Otoscopy should be performed in every patient with ear pain; this study is essential for the identification of the cause of primary otalgia (Figure 1.29-1). If the cause cannot be established, it is necessary to consider diseases that may lead to serious complications (this is usually possible based on history and physical examination): necrotizing (malignant) otitis externa (particularly in patients with diabetes mellitus, immunodeficiency, or in the elderly), cholesteatoma (an abnormal skin growth in the middle ear), temporal arteritis, or even myocardial infarction.
Management of patients with unexplained otalgia (with no abnormal findings on otoscopy):
1) Patients aged ≤40 years: Consider initial symptomatic treatment.

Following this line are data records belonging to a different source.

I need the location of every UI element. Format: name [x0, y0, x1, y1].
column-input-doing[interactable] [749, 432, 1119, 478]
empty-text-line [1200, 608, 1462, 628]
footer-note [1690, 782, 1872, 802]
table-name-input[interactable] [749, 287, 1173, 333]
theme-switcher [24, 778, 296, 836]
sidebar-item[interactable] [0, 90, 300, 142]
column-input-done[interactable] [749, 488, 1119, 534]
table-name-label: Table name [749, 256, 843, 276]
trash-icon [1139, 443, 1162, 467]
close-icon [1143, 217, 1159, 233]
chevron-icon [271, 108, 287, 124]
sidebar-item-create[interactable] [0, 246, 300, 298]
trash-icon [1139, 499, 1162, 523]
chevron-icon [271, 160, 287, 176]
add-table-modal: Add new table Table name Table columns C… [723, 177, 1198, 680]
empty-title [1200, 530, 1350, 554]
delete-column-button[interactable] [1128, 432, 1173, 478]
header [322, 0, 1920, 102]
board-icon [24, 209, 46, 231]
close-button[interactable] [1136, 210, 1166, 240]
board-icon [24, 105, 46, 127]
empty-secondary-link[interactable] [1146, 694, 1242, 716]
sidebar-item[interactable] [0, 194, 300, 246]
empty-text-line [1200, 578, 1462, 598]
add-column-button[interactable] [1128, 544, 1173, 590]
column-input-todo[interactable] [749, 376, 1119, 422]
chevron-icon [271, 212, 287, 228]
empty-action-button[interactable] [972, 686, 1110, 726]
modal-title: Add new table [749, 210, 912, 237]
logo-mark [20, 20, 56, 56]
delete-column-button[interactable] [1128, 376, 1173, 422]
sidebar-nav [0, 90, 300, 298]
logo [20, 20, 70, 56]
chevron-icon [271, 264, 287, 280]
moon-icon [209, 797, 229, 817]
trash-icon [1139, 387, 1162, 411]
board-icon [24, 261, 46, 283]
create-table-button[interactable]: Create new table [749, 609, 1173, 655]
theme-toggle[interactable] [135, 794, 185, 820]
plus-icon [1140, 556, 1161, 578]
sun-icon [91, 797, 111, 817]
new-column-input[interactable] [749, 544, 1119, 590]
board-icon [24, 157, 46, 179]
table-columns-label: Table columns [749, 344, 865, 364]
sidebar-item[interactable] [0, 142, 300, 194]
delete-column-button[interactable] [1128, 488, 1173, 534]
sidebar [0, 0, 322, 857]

If symptoms persist, perform further diagnostic workup.
2) Patients aged >40 years: Consider temporal arteritis (see Giant Cell Arteritis).
3) Patients aged >50 years or with symptoms or risk factors for cancer (smoking, excessive alcohol consumption, dysphagia, weight loss, chronic hoarseness, exposure to ionizing radiation): Refer to an ear, nose, and throat (ENT) specialist for assessment, possibly including nasal and laryngeal endoscopy.
Figure 1.29-1. Diagnostic algorithm for otalgia in adolescents and adults.